Voters in Belarus are heading to the polls to take part in the country's freest elections yet, though supporters of autocratic President Alexander Lukashenko are predicted to still dominate the parliament.
Voters in the landlocked Eastern European state of Belarus, which has been largely isolated since it gained independence from the Soviet Union in 1991, are going to the polls today to take part in the latest round of parliamentary elections.
But there's a difference from previous elections – this time there's a small chance opponents of the country's long-time President Alexander Lukashenko could be elected. They have not been represented in the 110-seat parliament since 1996.
That's because Lukashenko's administration has allowed these elections to be conducted under a more transparent and accessible system which will be monitored by outsiders including the Organisation for Security and Cooperation in Europe.
Still, analysts and opposition politicians were not hopeful the election will bring about any major changes to Belarus' autocratic political system.
Denis Melyantsov, senior analyst at the Belarusian Institute for Strategic Studies, told Reuters "I think we'll get an absolutely sterile parliament, made up of carefully selected lawmakers."
Echoing these sentiments, Alaksiej Janukievic, chairman of the Belarusian Popular Front opposition party, told Agence France Presse, "I am convinced that not a single opposition candidate will make it through to parliament."
"There will only be lawmakers approved by the authorities."
The relaxation of restrictions seems to be mainly intended to appease the West, which imposed sanctions on the country following a series of election results that favoured Lukashenko it condemned as unfair.
Lukashenko hasn't tried to hide his intentions in this regard. After casting his vote in Belarus' capital, Minsk, he told assembled journalists, "We've done everything so that there aren't complaints from the Western side. We accommodated their requests."
Even so, this statement is somewhat more discrete than the one the strongman gave to Ukrainian journalists in 2006 regarding that year's presidential election in which he said, "Yes, we falsified the last election. I have already told this to Westerners. In fact, 93.5 percent [of ballots were] for President Lukashenko. People say this is not a European result, so we changed it to 86 percent."
The latest – somewhat half-hearted – attempt at electoral reform forms part of a wider strategy pursued by the government aimed at moving the country away from the orbit of Russia, Belarus' strongest neighbour and traditional overlord.
Russia's intervention in Ukraine and annexation of the Crimean Peninsula in 2014 stoked fears in nearby countries, including Belarus – which is particularly concerned due to its relative weakness and lack of allies – that they could be next.

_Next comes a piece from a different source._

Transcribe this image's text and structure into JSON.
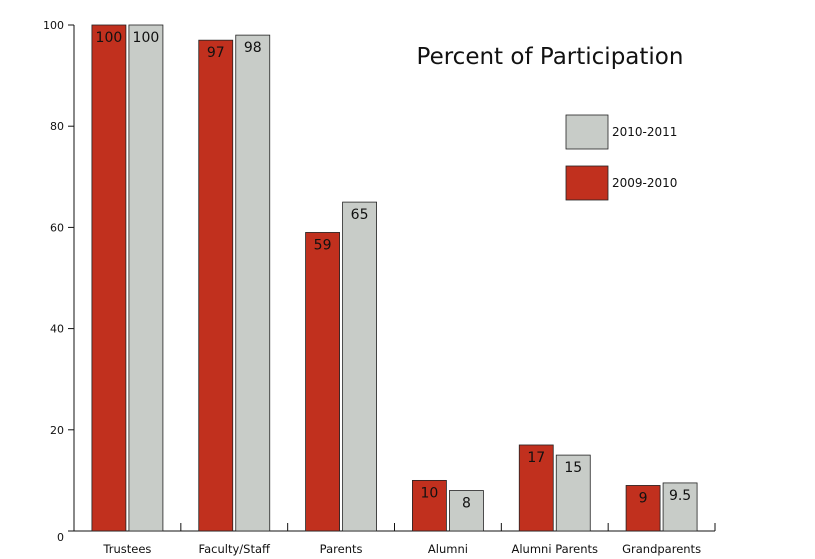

This is likely what led Lukashenko to appear to turn over a new leaf – releasing imprisoned dissidents and acting as a mediator over Ukraine – as he tries to build up relations with the West as a counterweight to his country's economic and strategic dependence on Russia.
It seems like these moves might be working, with the US saying that the handling of this election will factor into whether it decides to loosen economic sanctions on Belarus. The EU lifted most of its sanctions against the country last February.